The credit squeeze is on, but there’s no squeeze on the demand for experienced interest rate derivative traders in Australia right now.
With interest rate yield differentials widening as Australian rates rise and US rates fall, and as companies draw down on their debt overdraft facilities, the need for good traders is picking up.
Allan Ritchie of Sydney-based Ritchie & Associates Recruitment says the demand for interest rate derivative specialists is strong, particularly for mature traders who have been through a credit squeeze before.
Ritchie is currently advertising for a senior trader with experience in taking large risk positions, focusing on either domestic or major currencies and cross currency interest rate book risk. The lure? AU$200k plus bonus.
David Rolleston, associate director finance at Robert Walters, says banks in Australia are drawing in clients from around the globe: “Any candidate with front office (interest rate trading) experience from Asia, Australia or Europe is in high demand.
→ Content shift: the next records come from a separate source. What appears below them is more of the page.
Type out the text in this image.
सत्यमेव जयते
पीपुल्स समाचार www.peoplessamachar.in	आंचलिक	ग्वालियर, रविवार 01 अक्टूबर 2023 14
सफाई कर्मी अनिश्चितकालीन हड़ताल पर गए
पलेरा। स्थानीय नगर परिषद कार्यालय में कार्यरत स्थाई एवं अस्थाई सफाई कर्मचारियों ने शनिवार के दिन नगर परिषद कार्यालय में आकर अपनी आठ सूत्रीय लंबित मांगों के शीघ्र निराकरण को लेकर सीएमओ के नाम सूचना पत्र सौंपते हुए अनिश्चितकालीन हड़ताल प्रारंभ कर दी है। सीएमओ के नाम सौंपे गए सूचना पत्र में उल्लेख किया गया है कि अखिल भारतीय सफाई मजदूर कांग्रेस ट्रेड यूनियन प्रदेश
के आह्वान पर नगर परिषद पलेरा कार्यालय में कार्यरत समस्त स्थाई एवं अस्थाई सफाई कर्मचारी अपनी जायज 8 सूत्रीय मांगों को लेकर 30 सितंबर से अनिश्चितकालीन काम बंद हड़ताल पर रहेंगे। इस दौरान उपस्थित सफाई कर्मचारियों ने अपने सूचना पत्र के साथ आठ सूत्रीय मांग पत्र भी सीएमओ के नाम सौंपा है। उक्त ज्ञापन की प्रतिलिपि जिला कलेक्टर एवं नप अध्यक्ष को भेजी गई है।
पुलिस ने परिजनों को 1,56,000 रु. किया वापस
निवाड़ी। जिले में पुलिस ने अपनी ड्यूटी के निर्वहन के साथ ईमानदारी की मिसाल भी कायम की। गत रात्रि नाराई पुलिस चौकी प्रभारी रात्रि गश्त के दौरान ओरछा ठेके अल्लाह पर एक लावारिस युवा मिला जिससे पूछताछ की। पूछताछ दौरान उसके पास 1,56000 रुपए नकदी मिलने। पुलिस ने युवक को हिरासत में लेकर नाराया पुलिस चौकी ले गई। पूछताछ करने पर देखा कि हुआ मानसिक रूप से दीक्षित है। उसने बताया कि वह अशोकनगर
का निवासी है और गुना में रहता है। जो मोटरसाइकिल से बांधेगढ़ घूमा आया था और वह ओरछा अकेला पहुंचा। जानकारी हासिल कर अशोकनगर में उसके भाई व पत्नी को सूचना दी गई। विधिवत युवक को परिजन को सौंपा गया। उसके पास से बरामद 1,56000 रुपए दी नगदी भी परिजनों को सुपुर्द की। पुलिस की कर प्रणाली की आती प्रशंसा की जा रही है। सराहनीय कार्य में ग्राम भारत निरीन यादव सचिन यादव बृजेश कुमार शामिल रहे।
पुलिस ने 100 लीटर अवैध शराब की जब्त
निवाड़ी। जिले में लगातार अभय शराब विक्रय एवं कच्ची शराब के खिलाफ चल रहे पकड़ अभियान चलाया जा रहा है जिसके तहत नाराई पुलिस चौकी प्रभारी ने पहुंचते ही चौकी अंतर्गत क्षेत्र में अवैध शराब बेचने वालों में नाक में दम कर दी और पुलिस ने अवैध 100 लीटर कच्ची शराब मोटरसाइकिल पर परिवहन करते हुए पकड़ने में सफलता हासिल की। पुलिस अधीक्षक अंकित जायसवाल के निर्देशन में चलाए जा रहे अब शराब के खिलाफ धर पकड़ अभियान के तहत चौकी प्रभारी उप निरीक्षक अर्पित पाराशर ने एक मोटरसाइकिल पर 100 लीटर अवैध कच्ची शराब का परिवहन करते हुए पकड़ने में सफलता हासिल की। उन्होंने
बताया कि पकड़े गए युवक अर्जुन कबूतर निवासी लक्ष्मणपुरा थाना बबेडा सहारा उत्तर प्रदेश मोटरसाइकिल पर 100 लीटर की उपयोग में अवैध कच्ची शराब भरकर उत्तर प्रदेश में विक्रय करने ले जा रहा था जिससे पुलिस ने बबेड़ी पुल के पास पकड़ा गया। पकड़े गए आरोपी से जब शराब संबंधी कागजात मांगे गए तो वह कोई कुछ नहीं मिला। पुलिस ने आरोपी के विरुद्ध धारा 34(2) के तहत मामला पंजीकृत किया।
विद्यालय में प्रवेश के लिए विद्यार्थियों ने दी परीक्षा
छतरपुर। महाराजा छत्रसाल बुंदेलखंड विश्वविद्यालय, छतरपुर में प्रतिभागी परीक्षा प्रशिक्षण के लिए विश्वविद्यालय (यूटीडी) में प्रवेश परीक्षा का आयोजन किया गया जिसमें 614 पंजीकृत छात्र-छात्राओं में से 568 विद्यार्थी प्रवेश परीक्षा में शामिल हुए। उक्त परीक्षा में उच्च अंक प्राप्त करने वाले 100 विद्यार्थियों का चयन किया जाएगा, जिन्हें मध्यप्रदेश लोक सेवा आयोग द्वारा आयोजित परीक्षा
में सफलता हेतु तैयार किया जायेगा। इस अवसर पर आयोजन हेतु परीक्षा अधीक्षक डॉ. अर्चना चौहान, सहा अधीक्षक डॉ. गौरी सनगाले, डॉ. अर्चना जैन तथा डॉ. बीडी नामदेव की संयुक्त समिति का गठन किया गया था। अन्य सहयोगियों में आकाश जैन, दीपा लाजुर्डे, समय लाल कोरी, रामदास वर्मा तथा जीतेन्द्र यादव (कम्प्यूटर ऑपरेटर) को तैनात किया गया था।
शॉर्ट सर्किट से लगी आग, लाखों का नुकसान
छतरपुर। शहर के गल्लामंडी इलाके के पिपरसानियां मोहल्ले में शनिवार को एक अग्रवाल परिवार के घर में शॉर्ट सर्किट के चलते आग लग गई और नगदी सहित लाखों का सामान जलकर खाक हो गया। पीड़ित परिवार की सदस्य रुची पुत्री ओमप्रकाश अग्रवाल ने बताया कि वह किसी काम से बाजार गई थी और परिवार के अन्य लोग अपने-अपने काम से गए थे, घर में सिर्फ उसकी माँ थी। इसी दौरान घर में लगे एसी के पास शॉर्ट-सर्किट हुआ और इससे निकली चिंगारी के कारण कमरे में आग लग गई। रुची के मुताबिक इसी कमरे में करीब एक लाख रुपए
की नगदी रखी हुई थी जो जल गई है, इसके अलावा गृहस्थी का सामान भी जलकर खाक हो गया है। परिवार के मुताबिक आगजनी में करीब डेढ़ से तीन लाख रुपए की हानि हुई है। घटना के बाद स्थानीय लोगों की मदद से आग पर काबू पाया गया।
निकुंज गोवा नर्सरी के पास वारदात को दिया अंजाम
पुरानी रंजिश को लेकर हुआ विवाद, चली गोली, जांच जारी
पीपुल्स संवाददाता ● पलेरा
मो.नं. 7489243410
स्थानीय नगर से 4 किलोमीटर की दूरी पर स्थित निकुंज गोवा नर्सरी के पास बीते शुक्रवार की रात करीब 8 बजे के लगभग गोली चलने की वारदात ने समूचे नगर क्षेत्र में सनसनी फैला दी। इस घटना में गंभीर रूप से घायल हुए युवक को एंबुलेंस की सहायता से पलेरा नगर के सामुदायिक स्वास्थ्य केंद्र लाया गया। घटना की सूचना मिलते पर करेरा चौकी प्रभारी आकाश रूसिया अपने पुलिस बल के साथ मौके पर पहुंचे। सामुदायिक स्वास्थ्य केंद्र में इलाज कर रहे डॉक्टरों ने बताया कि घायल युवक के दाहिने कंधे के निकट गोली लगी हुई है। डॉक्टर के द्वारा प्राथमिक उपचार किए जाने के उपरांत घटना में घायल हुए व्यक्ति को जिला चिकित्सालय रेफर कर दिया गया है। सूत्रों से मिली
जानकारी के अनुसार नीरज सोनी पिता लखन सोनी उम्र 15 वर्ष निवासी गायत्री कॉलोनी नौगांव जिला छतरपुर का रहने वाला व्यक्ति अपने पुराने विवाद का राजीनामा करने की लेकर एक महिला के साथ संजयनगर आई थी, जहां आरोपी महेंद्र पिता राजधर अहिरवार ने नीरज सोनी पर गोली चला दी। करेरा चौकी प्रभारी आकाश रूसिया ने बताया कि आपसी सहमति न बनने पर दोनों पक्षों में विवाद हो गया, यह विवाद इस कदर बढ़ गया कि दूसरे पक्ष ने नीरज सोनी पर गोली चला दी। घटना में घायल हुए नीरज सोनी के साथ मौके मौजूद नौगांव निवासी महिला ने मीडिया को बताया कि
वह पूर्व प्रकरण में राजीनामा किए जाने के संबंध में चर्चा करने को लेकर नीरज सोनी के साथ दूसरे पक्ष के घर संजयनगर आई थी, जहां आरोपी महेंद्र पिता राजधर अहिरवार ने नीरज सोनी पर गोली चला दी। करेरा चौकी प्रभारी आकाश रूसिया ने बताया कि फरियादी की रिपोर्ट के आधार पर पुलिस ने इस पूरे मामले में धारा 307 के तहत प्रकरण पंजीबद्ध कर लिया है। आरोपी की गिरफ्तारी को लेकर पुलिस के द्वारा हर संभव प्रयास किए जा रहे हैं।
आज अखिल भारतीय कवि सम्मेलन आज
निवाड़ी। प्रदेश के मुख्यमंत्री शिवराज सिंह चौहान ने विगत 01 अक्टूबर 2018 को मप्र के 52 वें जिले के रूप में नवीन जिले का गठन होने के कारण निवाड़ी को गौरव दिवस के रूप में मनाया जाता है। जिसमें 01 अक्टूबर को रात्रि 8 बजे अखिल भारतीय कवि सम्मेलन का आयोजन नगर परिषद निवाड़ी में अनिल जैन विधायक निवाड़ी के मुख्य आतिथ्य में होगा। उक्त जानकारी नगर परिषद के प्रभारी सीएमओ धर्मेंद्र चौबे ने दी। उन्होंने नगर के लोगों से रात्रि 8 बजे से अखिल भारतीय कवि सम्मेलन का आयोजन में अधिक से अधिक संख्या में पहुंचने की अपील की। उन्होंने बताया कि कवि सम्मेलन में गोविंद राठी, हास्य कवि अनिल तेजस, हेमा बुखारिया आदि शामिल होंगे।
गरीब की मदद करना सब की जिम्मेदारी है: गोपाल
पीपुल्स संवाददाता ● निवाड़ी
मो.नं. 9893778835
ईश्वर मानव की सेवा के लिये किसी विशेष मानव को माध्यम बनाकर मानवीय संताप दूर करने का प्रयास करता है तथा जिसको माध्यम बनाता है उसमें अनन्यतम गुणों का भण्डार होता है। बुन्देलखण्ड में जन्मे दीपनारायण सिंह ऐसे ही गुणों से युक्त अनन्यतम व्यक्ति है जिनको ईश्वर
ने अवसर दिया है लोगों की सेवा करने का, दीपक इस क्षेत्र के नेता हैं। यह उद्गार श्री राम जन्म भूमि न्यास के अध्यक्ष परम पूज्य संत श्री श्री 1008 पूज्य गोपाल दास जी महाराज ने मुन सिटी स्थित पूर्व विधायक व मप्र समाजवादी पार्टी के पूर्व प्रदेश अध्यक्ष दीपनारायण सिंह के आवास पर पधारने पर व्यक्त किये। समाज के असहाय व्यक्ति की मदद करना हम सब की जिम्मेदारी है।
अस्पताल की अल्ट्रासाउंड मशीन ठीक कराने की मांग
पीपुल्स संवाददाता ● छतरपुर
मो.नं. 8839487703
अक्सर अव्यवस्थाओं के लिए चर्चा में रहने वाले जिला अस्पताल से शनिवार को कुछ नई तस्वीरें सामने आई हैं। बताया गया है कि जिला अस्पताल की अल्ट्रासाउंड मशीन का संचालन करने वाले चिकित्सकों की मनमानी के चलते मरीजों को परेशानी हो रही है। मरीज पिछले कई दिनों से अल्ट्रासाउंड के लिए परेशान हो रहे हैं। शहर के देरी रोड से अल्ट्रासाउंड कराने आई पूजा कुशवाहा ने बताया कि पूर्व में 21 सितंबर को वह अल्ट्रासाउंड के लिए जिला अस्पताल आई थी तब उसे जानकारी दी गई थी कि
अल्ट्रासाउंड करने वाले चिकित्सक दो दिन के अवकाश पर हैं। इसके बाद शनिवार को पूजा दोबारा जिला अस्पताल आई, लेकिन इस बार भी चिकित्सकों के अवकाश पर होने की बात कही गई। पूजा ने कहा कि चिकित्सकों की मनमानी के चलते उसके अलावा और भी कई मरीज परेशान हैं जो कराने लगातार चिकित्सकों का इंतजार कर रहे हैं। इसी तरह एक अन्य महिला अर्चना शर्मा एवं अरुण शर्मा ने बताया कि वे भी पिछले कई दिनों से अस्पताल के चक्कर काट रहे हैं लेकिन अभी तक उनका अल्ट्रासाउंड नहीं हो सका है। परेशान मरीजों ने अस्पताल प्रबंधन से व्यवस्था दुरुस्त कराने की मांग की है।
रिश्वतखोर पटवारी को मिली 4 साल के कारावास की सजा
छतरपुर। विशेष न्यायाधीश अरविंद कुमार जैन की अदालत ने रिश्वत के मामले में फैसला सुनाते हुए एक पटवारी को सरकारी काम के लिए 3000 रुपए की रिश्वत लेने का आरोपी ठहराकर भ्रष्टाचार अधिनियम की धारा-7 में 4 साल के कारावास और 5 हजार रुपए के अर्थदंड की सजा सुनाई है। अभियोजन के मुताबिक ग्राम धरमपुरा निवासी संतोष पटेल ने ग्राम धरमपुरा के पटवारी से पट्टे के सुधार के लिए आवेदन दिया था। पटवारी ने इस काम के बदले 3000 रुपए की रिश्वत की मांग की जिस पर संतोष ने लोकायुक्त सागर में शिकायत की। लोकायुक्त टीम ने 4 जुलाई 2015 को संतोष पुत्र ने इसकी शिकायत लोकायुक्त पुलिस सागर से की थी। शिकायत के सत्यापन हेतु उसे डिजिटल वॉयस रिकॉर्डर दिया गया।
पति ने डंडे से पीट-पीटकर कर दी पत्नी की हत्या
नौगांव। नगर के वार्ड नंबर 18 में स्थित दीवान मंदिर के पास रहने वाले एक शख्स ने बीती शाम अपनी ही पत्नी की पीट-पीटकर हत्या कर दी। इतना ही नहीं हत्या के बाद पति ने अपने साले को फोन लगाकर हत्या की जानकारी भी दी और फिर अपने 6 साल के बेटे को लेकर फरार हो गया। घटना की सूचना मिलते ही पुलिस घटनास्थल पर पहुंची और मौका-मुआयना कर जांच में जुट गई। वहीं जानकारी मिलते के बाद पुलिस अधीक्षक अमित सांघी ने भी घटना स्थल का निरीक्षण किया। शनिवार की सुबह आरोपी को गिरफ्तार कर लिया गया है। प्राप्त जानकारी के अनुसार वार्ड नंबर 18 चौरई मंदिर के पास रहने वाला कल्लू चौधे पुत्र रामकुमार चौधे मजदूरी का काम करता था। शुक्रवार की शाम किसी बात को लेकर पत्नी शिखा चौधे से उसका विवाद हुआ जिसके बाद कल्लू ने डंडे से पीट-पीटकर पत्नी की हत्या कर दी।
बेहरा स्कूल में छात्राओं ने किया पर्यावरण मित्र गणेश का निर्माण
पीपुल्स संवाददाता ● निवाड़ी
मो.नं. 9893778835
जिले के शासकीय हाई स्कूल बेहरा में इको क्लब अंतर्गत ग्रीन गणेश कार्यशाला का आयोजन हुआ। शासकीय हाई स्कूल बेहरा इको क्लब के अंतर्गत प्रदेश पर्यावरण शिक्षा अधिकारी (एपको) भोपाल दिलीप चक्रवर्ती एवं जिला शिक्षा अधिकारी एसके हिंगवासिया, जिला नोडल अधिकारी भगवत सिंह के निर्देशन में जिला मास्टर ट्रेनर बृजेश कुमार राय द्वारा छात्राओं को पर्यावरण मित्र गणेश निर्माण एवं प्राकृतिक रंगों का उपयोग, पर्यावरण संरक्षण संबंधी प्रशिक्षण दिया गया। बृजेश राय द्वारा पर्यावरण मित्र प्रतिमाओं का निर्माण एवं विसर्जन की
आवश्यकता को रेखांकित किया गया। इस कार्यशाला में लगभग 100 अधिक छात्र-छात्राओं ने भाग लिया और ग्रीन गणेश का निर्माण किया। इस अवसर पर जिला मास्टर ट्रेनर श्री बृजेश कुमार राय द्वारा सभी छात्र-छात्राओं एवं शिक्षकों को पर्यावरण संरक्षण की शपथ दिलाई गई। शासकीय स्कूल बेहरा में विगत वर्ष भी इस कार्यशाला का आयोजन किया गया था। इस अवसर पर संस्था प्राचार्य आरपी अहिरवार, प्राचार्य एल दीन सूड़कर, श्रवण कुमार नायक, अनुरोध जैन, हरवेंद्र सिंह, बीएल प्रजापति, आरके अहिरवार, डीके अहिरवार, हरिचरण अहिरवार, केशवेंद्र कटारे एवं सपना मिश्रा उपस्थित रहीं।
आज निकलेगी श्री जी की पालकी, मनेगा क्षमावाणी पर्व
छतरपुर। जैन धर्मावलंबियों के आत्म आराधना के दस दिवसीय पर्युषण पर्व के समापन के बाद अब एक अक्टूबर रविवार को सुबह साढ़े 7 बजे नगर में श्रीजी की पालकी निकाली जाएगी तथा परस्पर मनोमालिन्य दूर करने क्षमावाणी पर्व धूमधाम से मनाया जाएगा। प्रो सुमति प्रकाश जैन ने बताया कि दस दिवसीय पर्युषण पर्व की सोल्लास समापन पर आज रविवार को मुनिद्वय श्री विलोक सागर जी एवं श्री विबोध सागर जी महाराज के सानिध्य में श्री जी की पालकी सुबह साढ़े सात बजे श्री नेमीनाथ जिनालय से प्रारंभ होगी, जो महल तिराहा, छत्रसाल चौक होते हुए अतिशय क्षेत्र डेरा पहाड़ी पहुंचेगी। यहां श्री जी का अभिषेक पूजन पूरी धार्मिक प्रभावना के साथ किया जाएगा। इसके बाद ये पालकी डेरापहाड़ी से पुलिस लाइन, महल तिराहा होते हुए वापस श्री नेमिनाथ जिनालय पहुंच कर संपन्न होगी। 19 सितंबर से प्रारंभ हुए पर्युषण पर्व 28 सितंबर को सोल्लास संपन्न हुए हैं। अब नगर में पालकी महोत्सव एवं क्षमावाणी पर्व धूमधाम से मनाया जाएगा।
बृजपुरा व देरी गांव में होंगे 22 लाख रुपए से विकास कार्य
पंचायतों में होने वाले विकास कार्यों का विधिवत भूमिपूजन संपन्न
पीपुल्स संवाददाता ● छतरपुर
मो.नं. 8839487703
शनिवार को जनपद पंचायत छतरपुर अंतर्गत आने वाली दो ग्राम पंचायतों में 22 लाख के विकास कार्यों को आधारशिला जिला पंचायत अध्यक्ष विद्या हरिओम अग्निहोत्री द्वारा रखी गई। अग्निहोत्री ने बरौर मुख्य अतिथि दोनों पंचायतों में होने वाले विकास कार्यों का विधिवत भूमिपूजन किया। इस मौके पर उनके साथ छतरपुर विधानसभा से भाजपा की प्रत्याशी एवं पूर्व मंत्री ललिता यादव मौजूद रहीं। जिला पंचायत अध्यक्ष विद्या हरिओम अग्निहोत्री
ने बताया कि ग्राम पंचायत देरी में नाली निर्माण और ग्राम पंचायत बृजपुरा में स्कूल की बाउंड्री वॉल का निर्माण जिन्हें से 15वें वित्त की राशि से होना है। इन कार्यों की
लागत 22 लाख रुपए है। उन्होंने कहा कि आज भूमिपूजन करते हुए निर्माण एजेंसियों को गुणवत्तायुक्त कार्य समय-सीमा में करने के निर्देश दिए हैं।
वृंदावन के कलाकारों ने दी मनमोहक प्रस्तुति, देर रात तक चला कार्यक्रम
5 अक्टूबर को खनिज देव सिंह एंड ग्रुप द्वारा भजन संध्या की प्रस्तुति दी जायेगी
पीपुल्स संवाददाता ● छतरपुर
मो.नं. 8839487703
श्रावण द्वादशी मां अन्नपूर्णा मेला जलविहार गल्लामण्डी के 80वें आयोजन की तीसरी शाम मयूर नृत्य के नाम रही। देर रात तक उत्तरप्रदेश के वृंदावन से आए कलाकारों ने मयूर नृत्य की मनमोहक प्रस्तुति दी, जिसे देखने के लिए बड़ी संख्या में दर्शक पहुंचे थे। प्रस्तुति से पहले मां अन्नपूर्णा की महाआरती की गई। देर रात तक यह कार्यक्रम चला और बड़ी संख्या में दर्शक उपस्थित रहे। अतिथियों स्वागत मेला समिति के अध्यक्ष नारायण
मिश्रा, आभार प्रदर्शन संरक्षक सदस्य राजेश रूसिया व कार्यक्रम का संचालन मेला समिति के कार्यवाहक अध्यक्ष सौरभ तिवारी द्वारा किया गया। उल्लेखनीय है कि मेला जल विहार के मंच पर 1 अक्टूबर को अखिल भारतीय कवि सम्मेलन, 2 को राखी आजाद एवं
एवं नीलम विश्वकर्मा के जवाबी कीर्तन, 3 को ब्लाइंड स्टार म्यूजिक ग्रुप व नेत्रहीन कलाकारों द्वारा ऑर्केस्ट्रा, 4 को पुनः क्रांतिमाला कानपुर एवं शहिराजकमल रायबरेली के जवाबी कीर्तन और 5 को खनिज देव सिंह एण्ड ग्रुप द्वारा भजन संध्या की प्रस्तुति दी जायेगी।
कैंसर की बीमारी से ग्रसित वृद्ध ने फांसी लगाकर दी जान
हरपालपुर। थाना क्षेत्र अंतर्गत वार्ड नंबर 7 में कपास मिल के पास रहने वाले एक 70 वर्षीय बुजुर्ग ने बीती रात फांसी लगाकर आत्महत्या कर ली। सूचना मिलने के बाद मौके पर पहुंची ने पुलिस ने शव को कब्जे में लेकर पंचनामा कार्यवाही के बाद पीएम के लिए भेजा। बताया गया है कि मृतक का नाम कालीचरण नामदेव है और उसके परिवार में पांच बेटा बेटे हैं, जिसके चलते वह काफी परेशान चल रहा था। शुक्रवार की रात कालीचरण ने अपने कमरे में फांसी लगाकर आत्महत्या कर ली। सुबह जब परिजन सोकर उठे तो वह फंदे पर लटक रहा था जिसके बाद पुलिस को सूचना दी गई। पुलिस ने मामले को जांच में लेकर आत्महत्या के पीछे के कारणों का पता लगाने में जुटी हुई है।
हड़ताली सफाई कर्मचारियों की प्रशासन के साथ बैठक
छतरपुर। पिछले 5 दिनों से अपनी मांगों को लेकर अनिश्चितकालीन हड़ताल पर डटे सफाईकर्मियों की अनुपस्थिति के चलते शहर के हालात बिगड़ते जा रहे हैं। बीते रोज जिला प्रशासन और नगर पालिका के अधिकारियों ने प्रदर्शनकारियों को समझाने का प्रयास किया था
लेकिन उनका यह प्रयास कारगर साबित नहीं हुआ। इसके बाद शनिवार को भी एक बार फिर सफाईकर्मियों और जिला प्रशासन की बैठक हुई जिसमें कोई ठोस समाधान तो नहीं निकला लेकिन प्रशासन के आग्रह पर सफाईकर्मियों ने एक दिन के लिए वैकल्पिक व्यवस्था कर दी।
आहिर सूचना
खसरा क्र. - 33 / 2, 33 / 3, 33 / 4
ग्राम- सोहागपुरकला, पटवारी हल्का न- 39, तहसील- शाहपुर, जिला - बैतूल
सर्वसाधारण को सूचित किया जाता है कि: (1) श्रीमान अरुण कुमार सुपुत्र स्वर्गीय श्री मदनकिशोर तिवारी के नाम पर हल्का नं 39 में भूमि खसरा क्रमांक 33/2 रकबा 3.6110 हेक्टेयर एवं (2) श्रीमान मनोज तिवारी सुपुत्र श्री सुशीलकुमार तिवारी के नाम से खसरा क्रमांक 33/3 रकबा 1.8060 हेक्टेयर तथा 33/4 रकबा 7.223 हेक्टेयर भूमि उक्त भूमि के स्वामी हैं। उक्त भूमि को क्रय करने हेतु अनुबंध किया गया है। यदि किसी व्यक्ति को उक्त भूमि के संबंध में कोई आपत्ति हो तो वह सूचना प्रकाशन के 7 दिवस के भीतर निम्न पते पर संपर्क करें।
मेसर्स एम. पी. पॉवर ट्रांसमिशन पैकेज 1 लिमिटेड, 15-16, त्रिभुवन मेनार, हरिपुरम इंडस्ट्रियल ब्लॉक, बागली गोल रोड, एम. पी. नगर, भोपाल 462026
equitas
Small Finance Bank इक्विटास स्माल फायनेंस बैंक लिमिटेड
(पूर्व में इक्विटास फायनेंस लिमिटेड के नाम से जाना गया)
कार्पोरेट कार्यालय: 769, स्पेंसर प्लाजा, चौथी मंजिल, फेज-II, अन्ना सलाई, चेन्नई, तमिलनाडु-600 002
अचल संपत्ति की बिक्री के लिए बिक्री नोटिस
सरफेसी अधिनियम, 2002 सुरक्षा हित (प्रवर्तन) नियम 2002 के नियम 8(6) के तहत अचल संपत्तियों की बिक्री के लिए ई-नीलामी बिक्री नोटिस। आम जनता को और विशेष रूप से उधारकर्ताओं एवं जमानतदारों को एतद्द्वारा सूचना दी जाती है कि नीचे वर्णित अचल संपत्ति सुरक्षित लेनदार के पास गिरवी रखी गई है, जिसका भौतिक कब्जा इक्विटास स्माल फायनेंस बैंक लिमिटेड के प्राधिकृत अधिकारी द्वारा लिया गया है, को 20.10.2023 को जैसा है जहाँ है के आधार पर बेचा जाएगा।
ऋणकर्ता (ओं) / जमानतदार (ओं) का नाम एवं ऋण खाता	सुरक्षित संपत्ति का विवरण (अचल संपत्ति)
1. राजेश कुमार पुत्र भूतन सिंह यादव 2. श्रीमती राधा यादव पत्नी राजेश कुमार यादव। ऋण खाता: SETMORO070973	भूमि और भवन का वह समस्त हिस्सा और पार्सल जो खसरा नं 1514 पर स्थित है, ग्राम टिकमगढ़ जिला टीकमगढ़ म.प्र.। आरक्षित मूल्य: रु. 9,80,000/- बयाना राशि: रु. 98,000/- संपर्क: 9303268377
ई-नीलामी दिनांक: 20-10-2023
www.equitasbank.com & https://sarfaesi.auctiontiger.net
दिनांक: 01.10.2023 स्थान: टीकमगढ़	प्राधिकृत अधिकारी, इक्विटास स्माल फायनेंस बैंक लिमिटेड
We have a number of clients looking and the A-grade stars are being actively headhunted.”
Caan Krsztew-Ivanow, a senior search consultant at Melbourne-based financial services specialist Graeme V. Jones & Associates, predicts that the fact that companies are starting to draw down on their debt will feed demand for rates traders going forward: “Because the companies are drawing down their debts the banks are going to be hiring more interest rate traders because they want to be well positioned to handle this business. It’s an exciting time to be on the interest rate desk.”
But Hays director Edmund Gill cautions that while work for interest rate traders is rising, there may not be huge amounts of hiring as a result: “I think the guys are just working harder – the banks are not creating new desks to take advantage of it.”